The Sixties Radical-Azriel

Sacrifice in Hebrew means to get close to G-d. L-rd help me get closer to you.  HaShem please accept my sacrifices to you through my study of Torah, my prayer offerings and my acts of kindness and charity.

G-d let me die to self so my motives are pure in service to you. L-rd please take out of me my animal soul so that I no longer worship at the altar of self. Destroy and murder myself so I can get closer to you.

This is what my teacher Pastor Steve Gray teaches me. “I must die to self.”

“You are my praise. HaShem you are the very breath of life  in my lungs.”

“After the Tabernacle was erected on the 1st of Nisan, 2449, G‑d called Moses into the Tabernacle and began instructing him regarding the procedures for the sacrifices. There are four broad categories of sacrifices: ascent-offerings, peace-offerings, sin-offerings, and guilt-offerings. G‑d first taught Moses the procedures for ascent-offerings.

[G‑d said to Moses,] “When someone brings a sacrifice . . . ” Leviticus 1:2

The notion of sacrifices seems to run counter to the Jewish conception of G‑d: G‑d has no need to “consume” or be “bribed” by our sacrifices.
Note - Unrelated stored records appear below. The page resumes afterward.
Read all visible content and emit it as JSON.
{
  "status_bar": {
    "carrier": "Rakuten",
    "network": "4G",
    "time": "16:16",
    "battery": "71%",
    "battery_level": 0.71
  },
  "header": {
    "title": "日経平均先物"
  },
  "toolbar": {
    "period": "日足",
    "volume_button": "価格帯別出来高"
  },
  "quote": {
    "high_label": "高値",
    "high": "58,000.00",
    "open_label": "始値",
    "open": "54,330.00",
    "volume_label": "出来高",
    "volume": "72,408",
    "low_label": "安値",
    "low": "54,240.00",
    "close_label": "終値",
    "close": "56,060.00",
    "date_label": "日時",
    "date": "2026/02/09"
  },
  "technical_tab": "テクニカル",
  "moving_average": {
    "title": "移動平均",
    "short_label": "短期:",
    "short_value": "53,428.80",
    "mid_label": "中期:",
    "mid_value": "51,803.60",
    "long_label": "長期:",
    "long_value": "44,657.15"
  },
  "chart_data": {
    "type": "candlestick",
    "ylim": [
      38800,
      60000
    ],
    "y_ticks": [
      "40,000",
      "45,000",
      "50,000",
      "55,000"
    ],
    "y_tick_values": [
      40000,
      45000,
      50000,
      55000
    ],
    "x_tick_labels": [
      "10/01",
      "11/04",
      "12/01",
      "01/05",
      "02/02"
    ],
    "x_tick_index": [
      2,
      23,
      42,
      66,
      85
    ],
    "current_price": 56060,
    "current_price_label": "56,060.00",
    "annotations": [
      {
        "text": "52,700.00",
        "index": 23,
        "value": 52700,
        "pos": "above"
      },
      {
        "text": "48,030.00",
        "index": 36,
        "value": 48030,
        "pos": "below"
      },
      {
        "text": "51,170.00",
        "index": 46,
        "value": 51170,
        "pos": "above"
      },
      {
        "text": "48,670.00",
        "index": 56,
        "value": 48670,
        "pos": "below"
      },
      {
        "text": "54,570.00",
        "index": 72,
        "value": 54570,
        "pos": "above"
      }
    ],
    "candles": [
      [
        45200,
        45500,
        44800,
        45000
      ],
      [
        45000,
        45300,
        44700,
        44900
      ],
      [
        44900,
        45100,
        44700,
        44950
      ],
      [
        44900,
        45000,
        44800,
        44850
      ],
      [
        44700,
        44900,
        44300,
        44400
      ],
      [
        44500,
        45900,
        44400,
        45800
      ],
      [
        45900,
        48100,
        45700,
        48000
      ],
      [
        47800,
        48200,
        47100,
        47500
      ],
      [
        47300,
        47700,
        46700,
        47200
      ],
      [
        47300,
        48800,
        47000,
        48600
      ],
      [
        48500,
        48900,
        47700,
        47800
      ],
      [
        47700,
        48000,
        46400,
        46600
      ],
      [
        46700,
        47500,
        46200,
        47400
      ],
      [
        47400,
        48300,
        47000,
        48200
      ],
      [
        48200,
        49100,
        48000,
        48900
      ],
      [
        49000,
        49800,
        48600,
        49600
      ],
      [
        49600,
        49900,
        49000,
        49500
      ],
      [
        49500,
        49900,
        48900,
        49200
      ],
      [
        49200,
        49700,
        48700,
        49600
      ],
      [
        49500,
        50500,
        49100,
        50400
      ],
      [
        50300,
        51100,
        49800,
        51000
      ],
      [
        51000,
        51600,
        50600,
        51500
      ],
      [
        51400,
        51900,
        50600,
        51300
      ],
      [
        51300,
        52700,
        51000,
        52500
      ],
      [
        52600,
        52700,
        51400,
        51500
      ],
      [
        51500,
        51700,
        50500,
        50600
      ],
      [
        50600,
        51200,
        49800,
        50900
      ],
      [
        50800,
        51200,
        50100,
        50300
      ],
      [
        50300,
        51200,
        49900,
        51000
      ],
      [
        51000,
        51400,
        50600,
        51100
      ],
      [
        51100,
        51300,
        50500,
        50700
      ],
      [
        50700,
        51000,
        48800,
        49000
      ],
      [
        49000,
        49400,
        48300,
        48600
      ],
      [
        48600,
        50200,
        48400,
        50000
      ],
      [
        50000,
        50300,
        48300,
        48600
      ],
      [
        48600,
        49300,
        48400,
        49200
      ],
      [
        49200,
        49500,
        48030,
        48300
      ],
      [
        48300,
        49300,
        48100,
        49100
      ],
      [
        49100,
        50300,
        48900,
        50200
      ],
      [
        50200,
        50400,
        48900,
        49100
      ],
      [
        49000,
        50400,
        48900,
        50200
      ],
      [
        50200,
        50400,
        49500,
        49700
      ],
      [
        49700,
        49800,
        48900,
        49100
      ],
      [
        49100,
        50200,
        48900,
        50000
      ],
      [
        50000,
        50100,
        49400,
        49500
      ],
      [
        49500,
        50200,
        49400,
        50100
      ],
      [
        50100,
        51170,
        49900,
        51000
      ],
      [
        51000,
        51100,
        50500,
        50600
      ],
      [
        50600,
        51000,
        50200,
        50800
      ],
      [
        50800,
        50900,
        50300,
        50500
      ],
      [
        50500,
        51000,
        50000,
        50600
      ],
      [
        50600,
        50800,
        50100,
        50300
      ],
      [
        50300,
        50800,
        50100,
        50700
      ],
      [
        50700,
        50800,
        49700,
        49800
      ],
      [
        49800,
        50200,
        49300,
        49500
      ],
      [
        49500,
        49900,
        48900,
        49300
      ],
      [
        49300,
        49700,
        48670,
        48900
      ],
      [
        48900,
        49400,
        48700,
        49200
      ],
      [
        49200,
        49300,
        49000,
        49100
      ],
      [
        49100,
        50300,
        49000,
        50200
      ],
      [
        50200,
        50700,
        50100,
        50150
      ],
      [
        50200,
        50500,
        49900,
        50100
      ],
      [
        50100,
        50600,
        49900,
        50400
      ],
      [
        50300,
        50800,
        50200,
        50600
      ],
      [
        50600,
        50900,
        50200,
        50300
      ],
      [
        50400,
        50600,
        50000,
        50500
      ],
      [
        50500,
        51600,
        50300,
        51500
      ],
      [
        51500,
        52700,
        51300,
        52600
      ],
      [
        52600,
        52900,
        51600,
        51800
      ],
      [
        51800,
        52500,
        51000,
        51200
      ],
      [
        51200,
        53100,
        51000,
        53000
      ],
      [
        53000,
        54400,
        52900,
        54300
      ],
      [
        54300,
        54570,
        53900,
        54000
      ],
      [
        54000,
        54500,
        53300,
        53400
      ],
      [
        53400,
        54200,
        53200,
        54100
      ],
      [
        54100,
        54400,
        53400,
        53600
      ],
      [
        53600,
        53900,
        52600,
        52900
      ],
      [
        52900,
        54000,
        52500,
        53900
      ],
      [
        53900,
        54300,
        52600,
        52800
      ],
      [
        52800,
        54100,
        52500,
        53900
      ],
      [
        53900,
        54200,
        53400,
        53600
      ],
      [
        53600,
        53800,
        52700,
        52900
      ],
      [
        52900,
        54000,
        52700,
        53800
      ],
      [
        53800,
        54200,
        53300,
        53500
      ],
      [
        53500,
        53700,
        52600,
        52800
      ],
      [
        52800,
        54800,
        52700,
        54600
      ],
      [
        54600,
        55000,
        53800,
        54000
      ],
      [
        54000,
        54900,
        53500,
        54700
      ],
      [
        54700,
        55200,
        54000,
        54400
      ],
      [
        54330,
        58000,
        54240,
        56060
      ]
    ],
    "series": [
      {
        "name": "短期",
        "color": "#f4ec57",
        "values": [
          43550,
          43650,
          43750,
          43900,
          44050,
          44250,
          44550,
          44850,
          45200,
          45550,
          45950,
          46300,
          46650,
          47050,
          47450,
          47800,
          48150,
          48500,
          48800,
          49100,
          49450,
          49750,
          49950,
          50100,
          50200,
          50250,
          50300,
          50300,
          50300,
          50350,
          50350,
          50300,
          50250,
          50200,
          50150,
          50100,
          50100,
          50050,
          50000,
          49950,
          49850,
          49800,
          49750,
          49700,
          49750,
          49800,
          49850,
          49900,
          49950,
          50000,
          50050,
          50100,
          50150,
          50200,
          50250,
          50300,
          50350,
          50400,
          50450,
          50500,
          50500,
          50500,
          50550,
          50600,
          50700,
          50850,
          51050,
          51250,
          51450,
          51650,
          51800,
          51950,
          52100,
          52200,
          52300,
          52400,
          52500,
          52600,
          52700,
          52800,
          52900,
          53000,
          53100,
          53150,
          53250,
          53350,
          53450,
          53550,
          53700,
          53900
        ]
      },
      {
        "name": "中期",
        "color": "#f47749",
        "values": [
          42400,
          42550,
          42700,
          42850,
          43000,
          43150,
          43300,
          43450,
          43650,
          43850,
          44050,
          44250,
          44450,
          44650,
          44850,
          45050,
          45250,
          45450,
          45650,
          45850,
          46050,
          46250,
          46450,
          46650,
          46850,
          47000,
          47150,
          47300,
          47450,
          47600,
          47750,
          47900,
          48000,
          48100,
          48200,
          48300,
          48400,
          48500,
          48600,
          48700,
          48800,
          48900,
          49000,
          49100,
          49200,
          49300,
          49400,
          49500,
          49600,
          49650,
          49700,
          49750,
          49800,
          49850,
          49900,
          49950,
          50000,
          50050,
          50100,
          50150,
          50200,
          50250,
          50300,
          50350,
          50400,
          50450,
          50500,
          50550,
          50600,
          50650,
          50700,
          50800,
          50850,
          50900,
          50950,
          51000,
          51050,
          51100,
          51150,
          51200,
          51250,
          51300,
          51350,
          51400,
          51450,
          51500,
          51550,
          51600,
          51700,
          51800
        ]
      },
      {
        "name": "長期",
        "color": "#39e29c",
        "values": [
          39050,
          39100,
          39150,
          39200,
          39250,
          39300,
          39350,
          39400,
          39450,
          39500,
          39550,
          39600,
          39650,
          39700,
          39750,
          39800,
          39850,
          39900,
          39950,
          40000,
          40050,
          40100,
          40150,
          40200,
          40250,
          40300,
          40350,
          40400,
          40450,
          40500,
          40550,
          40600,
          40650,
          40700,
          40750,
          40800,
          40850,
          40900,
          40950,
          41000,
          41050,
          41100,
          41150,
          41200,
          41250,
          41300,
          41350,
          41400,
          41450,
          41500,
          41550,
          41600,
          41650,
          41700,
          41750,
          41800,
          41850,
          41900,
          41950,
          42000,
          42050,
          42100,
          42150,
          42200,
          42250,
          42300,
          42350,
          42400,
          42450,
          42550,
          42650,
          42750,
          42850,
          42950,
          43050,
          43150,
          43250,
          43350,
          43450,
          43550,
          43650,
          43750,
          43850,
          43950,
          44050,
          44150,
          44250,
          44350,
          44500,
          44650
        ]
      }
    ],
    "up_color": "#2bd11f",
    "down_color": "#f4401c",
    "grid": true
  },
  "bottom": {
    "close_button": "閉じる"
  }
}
Yet we see in this section of the Torah that G‑d not only accepts sacrifices but explicitly sets down the procedures for them, giving every indication that He actually wants them!

In fact, the Hebrew word translated as “sacrifice” or “offering” – korban – means “getting close.” Although we generally associate sacrifices with atonement for sin, the first sacrifices mentioned in this section are voluntary offerings, which an individual brings to G‑d not to atone for sin but out of the desire to draw closer to Him. Of course, some of the sacrifices are indeed sin-offerings. This simply indicates that G‑d calls out to all of us to draw close to Him – not only to the guiltless among us – at all times.

Nowadays, in the absence of the Tabernacle (or its permanent successor, the holy Temple in Jerusalem), there are three ways that we draw close to G‑d: through studying the Torah – particularly its teachings about sacrifices; through prayer, the liturgy of which is modeled after the sacrifices; and through acts of charity and kindness.1 Based on Likutei Sichot, vol. 7, pp. 24–26; ibid., vol. 32, pp. 1–5.